En juin 2008, son ascension est enfin terminée et pendant quelques minutes Lil Wayne est sur le toit du monde. Son opus magnus Tha Carter III vient d’arriver dans les bacs, et s’écoule à plus d’un million d’exemplaires en quelques jours seulement. Cet instant où l’Univers entier est pendu à ses lèvres, Lil Wayne choisit de l’utiliser pour pointer du doigt l’absurdité et la malhonnêteté du système. La conclusion de l’album est un morceau fleuve de 9 minutes et 52 secondes où après trois minutes de freestyle, Lil Wayne s’allume une cigarette avant de partir dans un long monologue. Une bouteille lancée à l’Humanité en général, à l’Amérique en particulier, renfermant sa démonstration de la cruauté de la justice.
Si un américain sur mille passe par la case prison, le chiffre passe à un sur neuf ramené aux seuls afro-américains. La somme d’argent dépensée pour maintenir une personne enfermée est supérieure à ce qu’il aurait fallu pour l’envoyer à l’université. Les lois sont nettement plus sévères avec les drogues de pauvres qu’avec les drogues de riches, créant une forme de priorité qui amène la police à harceler d’avantage les ghettos que les banlieues huppées.
« Pourquoi ? La réponse ne m’intéresse pas vraiment. Je crois qu’on ne se comprend pas. »
Lil Wayne n’a connu aucun traitement de faveur et ressort brisé par son séjour à Riker Island. Dans ses mémoires de prisonnier, il raconte sa peur des autres détenus, sa peur de rapper devant eux, ses longues discussions pour ramener à la raison les suicidaires, il se souvient avoir manqué les premiers pas de son fils, et ce tout premier « papa » entendu à travers le téléphone de la prison.

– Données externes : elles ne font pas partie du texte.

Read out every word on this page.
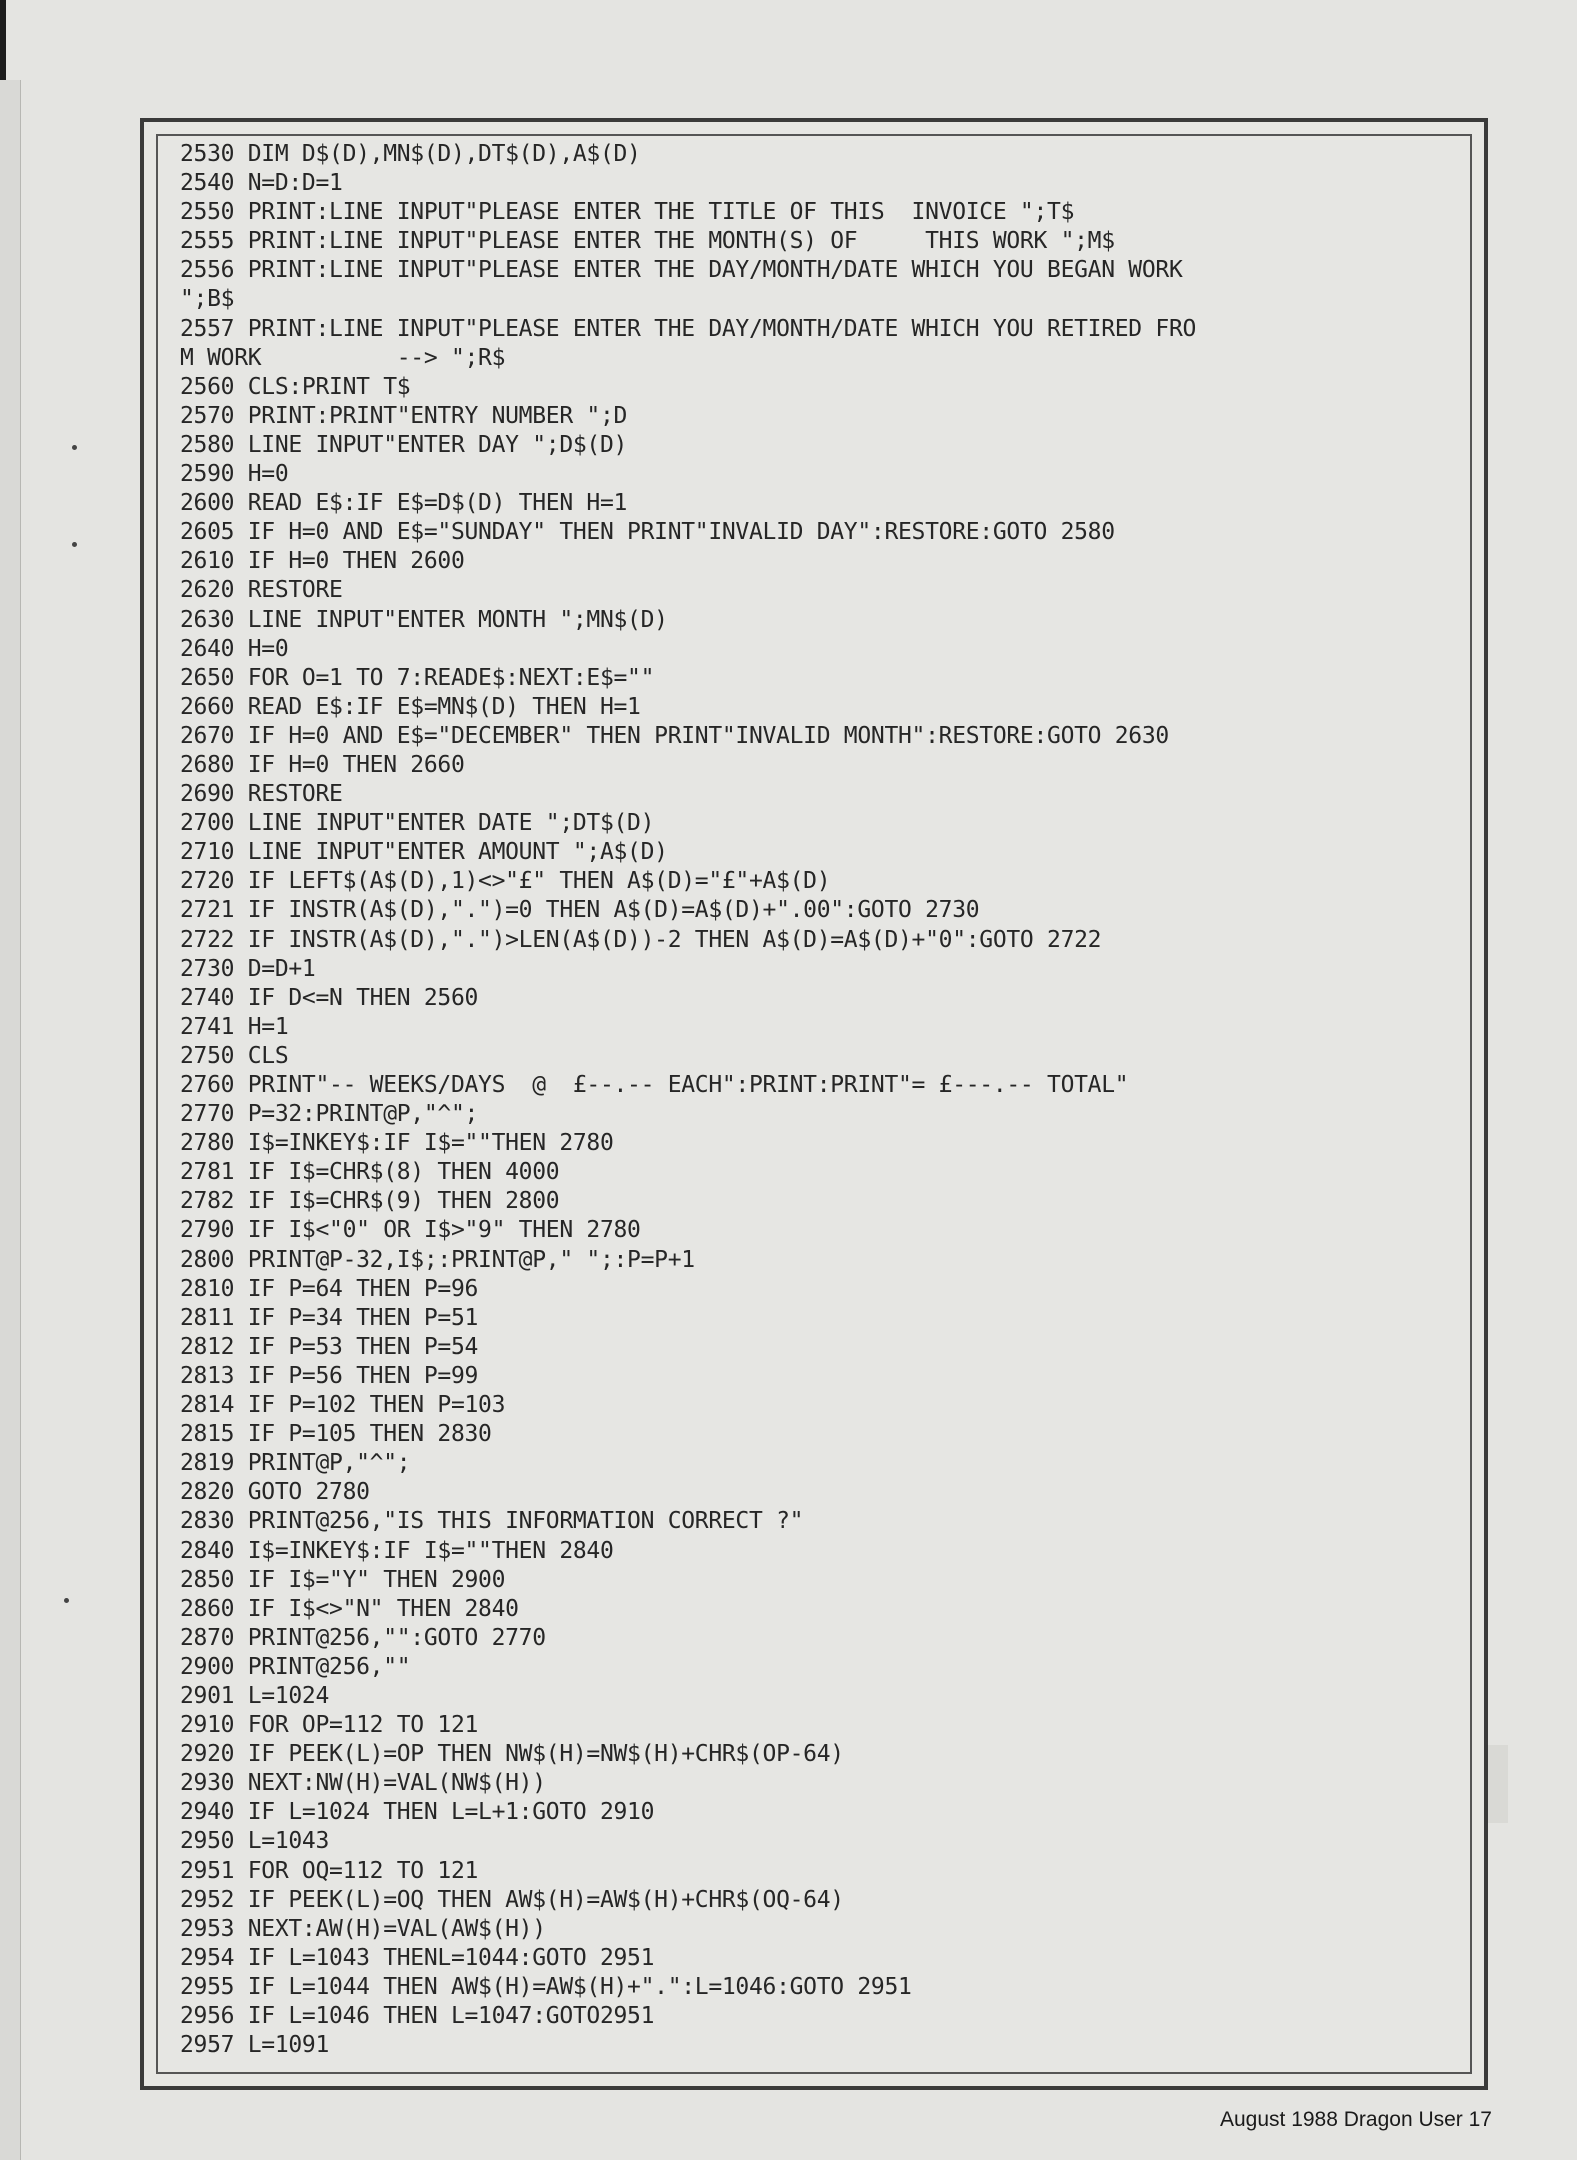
2530 DIM D$(D),MN$(D),DT$(D),A$(D)
2540 N=D:D=1
2550 PRINT:LINE INPUT"PLEASE ENTER THE TITLE OF THIS  INVOICE ";T$
2555 PRINT:LINE INPUT"PLEASE ENTER THE MONTH(S) OF     THIS WORK ";M$
2556 PRINT:LINE INPUT"PLEASE ENTER THE DAY/MONTH/DATE WHICH YOU BEGAN WORK
";B$
2557 PRINT:LINE INPUT"PLEASE ENTER THE DAY/MONTH/DATE WHICH YOU RETIRED FRO
M WORK          --> ";R$
2560 CLS:PRINT T$
2570 PRINT:PRINT"ENTRY NUMBER ";D
2580 LINE INPUT"ENTER DAY ";D$(D)
2590 H=0
2600 READ E$:IF E$=D$(D) THEN H=1
2605 IF H=0 AND E$="SUNDAY" THEN PRINT"INVALID DAY":RESTORE:GOTO 2580
2610 IF H=0 THEN 2600
2620 RESTORE
2630 LINE INPUT"ENTER MONTH ";MN$(D)
2640 H=0
2650 FOR O=1 TO 7:READE$:NEXT:E$=""
2660 READ E$:IF E$=MN$(D) THEN H=1
2670 IF H=0 AND E$="DECEMBER" THEN PRINT"INVALID MONTH":RESTORE:GOTO 2630
2680 IF H=0 THEN 2660
2690 RESTORE
2700 LINE INPUT"ENTER DATE ";DT$(D)
2710 LINE INPUT"ENTER AMOUNT ";A$(D)
2720 IF LEFT$(A$(D),1)<>"£" THEN A$(D)="£"+A$(D)
2721 IF INSTR(A$(D),".")=0 THEN A$(D)=A$(D)+".00":GOTO 2730
2722 IF INSTR(A$(D),".")>LEN(A$(D))-2 THEN A$(D)=A$(D)+"0":GOTO 2722
2730 D=D+1
2740 IF D<=N THEN 2560
2741 H=1
2750 CLS
2760 PRINT"-- WEEKS/DAYS  @  £--.-- EACH":PRINT:PRINT"= £---.-- TOTAL"
2770 P=32:PRINT@P,"^";
2780 I$=INKEY$:IF I$=""THEN 2780
2781 IF I$=CHR$(8) THEN 4000
2782 IF I$=CHR$(9) THEN 2800
2790 IF I$<"0" OR I$>"9" THEN 2780
2800 PRINT@P-32,I$;:PRINT@P," ";:P=P+1
2810 IF P=64 THEN P=96
2811 IF P=34 THEN P=51
2812 IF P=53 THEN P=54
2813 IF P=56 THEN P=99
2814 IF P=102 THEN P=103
2815 IF P=105 THEN 2830
2819 PRINT@P,"^";
2820 GOTO 2780
2830 PRINT@256,"IS THIS INFORMATION CORRECT ?"
2840 I$=INKEY$:IF I$=""THEN 2840
2850 IF I$="Y" THEN 2900
2860 IF I$<>"N" THEN 2840
2870 PRINT@256,"":GOTO 2770
2900 PRINT@256,""
2901 L=1024
2910 FOR OP=112 TO 121
2920 IF PEEK(L)=OP THEN NW$(H)=NW$(H)+CHR$(OP-64)
2930 NEXT:NW(H)=VAL(NW$(H))
2940 IF L=1024 THEN L=L+1:GOTO 2910
2950 L=1043
2951 FOR OQ=112 TO 121
2952 IF PEEK(L)=OQ THEN AW$(H)=AW$(H)+CHR$(OQ-64)
2953 NEXT:AW(H)=VAL(AW$(H))
2954 IF L=1043 THENL=1044:GOTO 2951
2955 IF L=1044 THEN AW$(H)=AW$(H)+".":L=1046:GOTO 2951
2956 IF L=1046 THEN L=1047:GOTO2951
2957 L=1091
August 1988 Dragon User 17
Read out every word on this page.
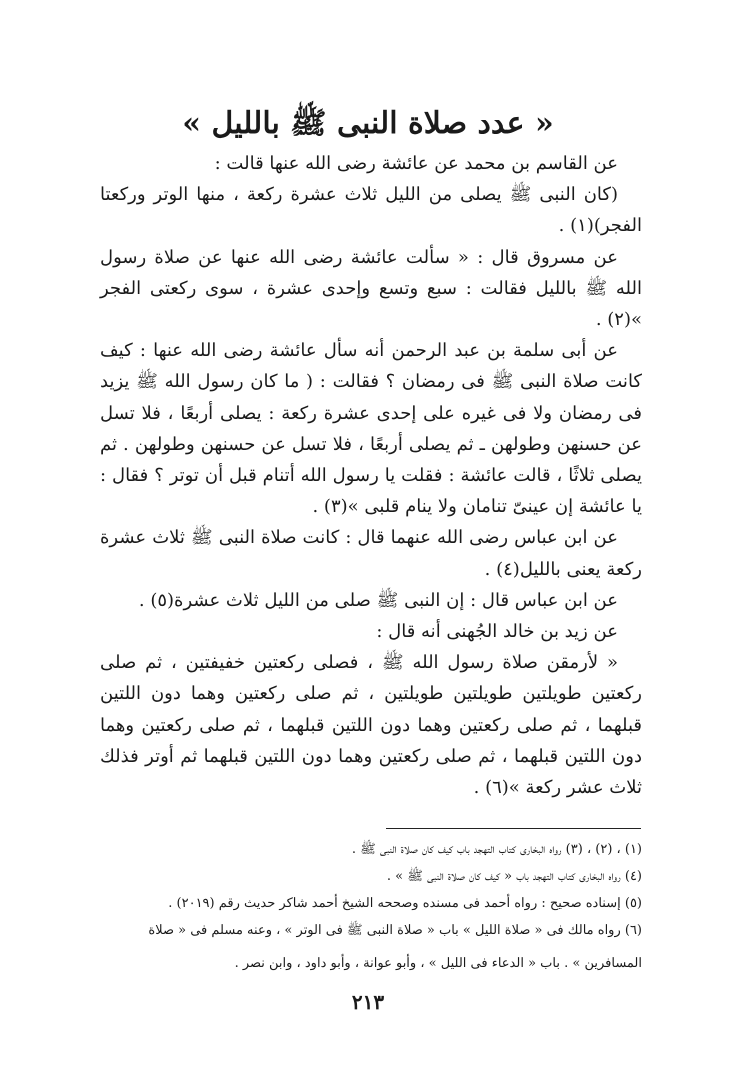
« عدد صلاة النبى ﷺ بالليل »

عن القاسم بن محمد عن عائشة رضى الله عنها قالت :

(كان النبى ﷺ يصلى من الليل ثلاث عشرة ركعة ، منها الوتر وركعتا الفجر)(١) .

عن مسروق قال : « سألت عائشة رضى الله عنها عن صلاة رسول الله ﷺ بالليل فقالت : سبع وتسع وإحدى عشرة ، سوى ركعتى الفجر »(٢) .

عن أبى سلمة بن عبد الرحمن أنه سأل عائشة رضى الله عنها : كيف كانت صلاة النبى ﷺ فى رمضان ؟ فقالت : ( ما كان رسول الله ﷺ يزيد فى رمضان ولا فى غيره على إحدى عشرة ركعة : يصلى أربعًا ، فلا تسل عن حسنهن وطولهن ـ ثم يصلى أربعًا ، فلا تسل عن حسنهن وطولهن . ثم يصلى ثلاثًا ، قالت عائشة : فقلت يا رسول الله أتنام قبل أن توتر ؟ فقال : يا عائشة إن عينىّ تنامان ولا ينام قلبى »(٣) .

عن ابن عباس رضى الله عنهما قال : كانت صلاة النبى ﷺ ثلاث عشرة ركعة يعنى بالليل(٤) .

عن ابن عباس قال : إن النبى ﷺ صلى من الليل ثلاث عشرة(٥) .

عن زيد بن خالد الجُهنى أنه قال :

« لأرمقن صلاة رسول الله ﷺ ، فصلى ركعتين خفيفتين ، ثم صلى ركعتين طويلتين طويلتين طويلتين ، ثم صلى ركعتين وهما دون اللتين قبلهما ، ثم صلى ركعتين وهما دون اللتين قبلهما ، ثم صلى ركعتين وهما دون اللتين قبلهما ، ثم صلى ركعتين وهما دون اللتين قبلهما ثم أوتر فذلك ثلاث عشر ركعة »(٦) .

(١) ، (٢) ، (٣) رواه البخارى كتاب التهجد باب كيف كان صلاة النبى ﷺ .

(٤) رواه البخارى كتاب التهجد باب « كيف كان صلاة النبى ﷺ » .

(٥) إسناده صحيح : رواه أحمد فى مسنده وصححه الشيخ أحمد شاكر حديث رقم (٢٠١٩) .

(٦) رواه مالك فى « صلاة الليل » باب « صلاة النبى ﷺ فى الوتر » ، وعنه مسلم فى « صلاة

المسافرين » . باب « الدعاء فى الليل » ، وأبو عوانة ، وأبو داود ، وابن نصر .

٢١٣
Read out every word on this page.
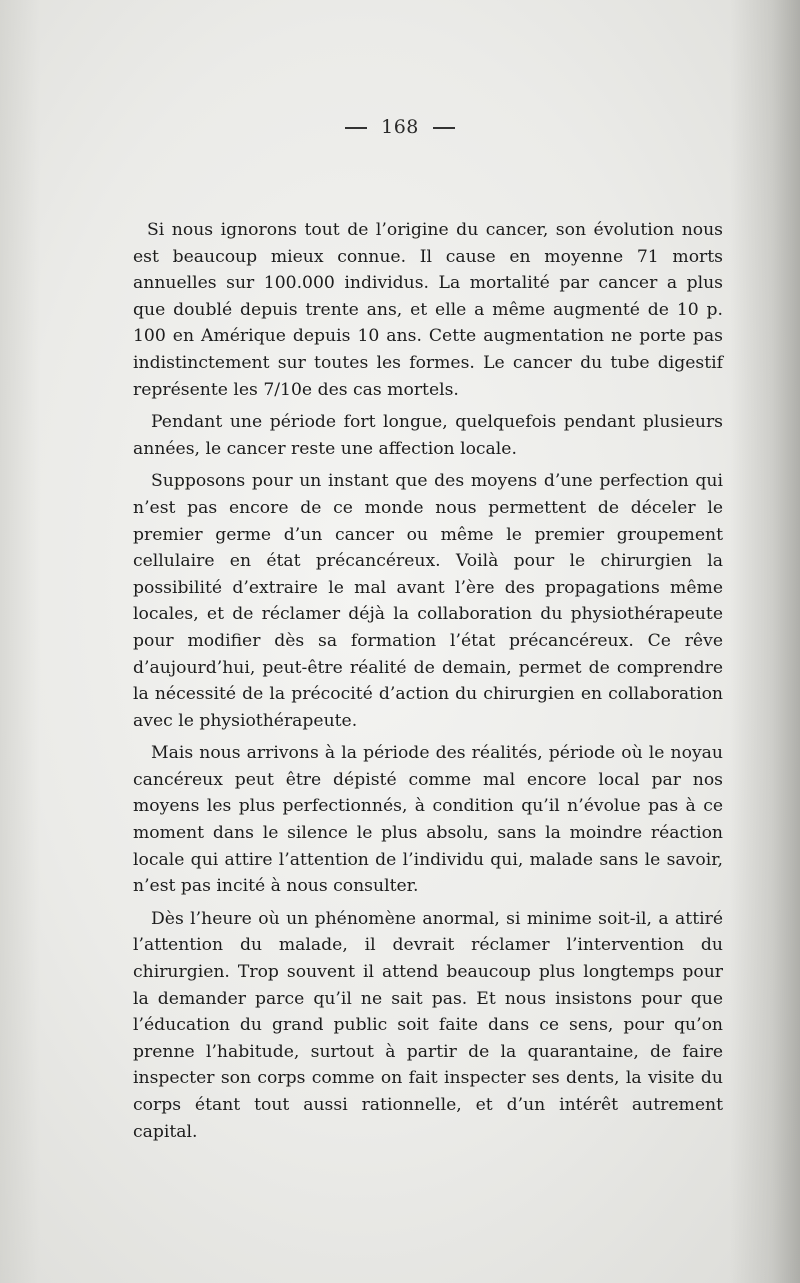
168

Si nous ignorons tout de l’origine du cancer, son évolution nous est beaucoup mieux connue. Il cause en moyenne 71 morts annuelles sur 100.000 individus. La mortalité par cancer a plus que doublé depuis trente ans, et elle a même augmenté de 10 p. 100 en Amérique depuis 10 ans. Cette augmentation ne porte pas indistinctement sur toutes les formes. Le cancer du tube digestif représente les 7/10e des cas mortels.

Pendant une période fort longue, quelquefois pendant plusieurs années, le cancer reste une affection locale.

Supposons pour un instant que des moyens d’une perfection qui n’est pas encore de ce monde nous permettent de déceler le premier germe d’un cancer ou même le premier groupement cellulaire en état précancéreux. Voilà pour le chirurgien la possibilité d’extraire le mal avant l’ère des propagations même locales, et de réclamer déjà la collaboration du physiothérapeute pour modifier dès sa formation l’état précancéreux. Ce rêve d’aujourd’hui, peut-être réalité de demain, permet de comprendre la nécessité de la précocité d’action du chirurgien en collaboration avec le physiothérapeute.

Mais nous arrivons à la période des réalités, période où le noyau cancéreux peut être dépisté comme mal encore local par nos moyens les plus perfectionnés, à condition qu’il n’évolue pas à ce moment dans le silence le plus absolu, sans la moindre réaction locale qui attire l’attention de l’individu qui, malade sans le savoir, n’est pas incité à nous consulter.

Dès l’heure où un phénomène anormal, si minime soit-il, a attiré l’attention du malade, il devrait réclamer l’intervention du chirurgien. Trop souvent il attend beaucoup plus longtemps pour la demander parce qu’il ne sait pas. Et nous insistons pour que l’éducation du grand public soit faite dans ce sens, pour qu’on prenne l’habitude, surtout à partir de la quarantaine, de faire inspecter son corps comme on fait inspecter ses dents, la visite du corps étant tout aussi rationnelle, et d’un intérêt autrement capital.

Privé de studio pour enregistrer ce qui pousse à l’infini dans sa tête, Wayne est obligé de coucher ses textes sur papier, ce qu’il n’avait plus fait depuis plus de cinq ans. Comme si son imagination s’en retrouvait bridée, à sa sortie, il ne sera plus jamais le rappeur qu’il a été.
Le 18 juillet 2010, B.G. est condamné à 14 ans de prison ferme pour port d’arme, dans ce même pays où chaque fermier possède son .22 long rifle. Mais son passé d’héroïnomane a laissé des traces dans son casier judiciaire, et même devenu sobre, B.G. n’avait plus tous ses droits.
Cinq ans plus tard, Lil Wayne continue de peindre un tableau apocalyptique de l’Amérique. Son monde intérieur est un champ de mine, et debout dans les ruines laissées par Katrina, il tend à son pays un verre en plastique rouge dans lequel il essore son cœur.
« Demain, serais-je mort ou en prison ? »
Les étoiles du drapeau américain ne brillent plus pour le President Carter, qui se pose en observateur extérieur, presque extra-terrestre. « Assis sur le monde, j’ai la vie dans le creux de ma main ». A cheval sur leurs têtes nucléaires comme le Baron de Münchhausen, il dit observer les guerres que se déclarent entre eux les gorilles en costume. On ne sait pas bien s’il déteste la justice, le président, l’Amérique ou l’humanité tout entière.
Depuis Katrina et Riker Island, Lil Wayne s’est lentement et progressivement retiré du monde pour s’isoler là haut, dans sa tête.